Could a blood test predict dementia early?
UC San Diego research links a blood marker to dementia risk
Scientists at the University of California, San Diego, have identified a blood signal that may indicate dementia risk decades in advance. The study centers on the idea that biological changes linked to neurodegenerative disease can appear in the bloodstream long before symptoms begin.
If validated in larger, longer follow-up studies, such a marker could shift dementia care from a mostly symptom-based approach toward earlier risk identification. That matters because dementia prevention and early intervention strategies—whether lifestyle changes, monitoring, or future disease-modifying treatments—are generally more actionable before extensive brain damage occurs.
A decades-early signal would also have practical implications for public health and clinical research:
- Earlier screening could help target high-risk groups for monitoring and enrollment in trials.
- Risk stratification could improve trial design, allowing studies to focus on people more likely to decline.

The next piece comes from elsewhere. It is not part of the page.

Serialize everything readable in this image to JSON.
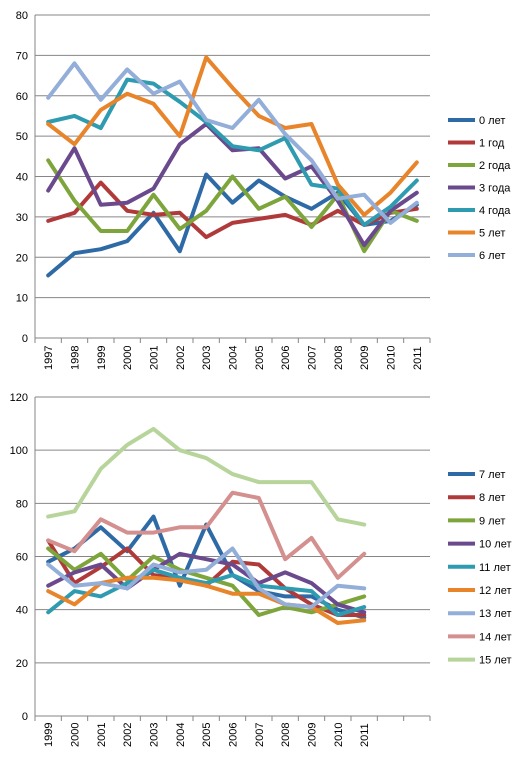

- Clinicians could begin discussions sooner, helping families plan while patients are still able to participate in decisions.
However, timing is only useful if the marker is accurate enough. The provided coverage does not include details on how strong the association was, how the test performed in different populations, or whether it predicts specific dementia types versus general cognitive decline. Those specifics will be key for determining whether the finding can move from research into routine use.
Overall, the development adds to growing momentum around blood-based diagnostics—an area of medicine where the promise is convenience, scalability, and the ability to detect disease-related signals far earlier than brain imaging or cognitive testing alone can.
Still, it’s best viewed as an early step pending confirmation.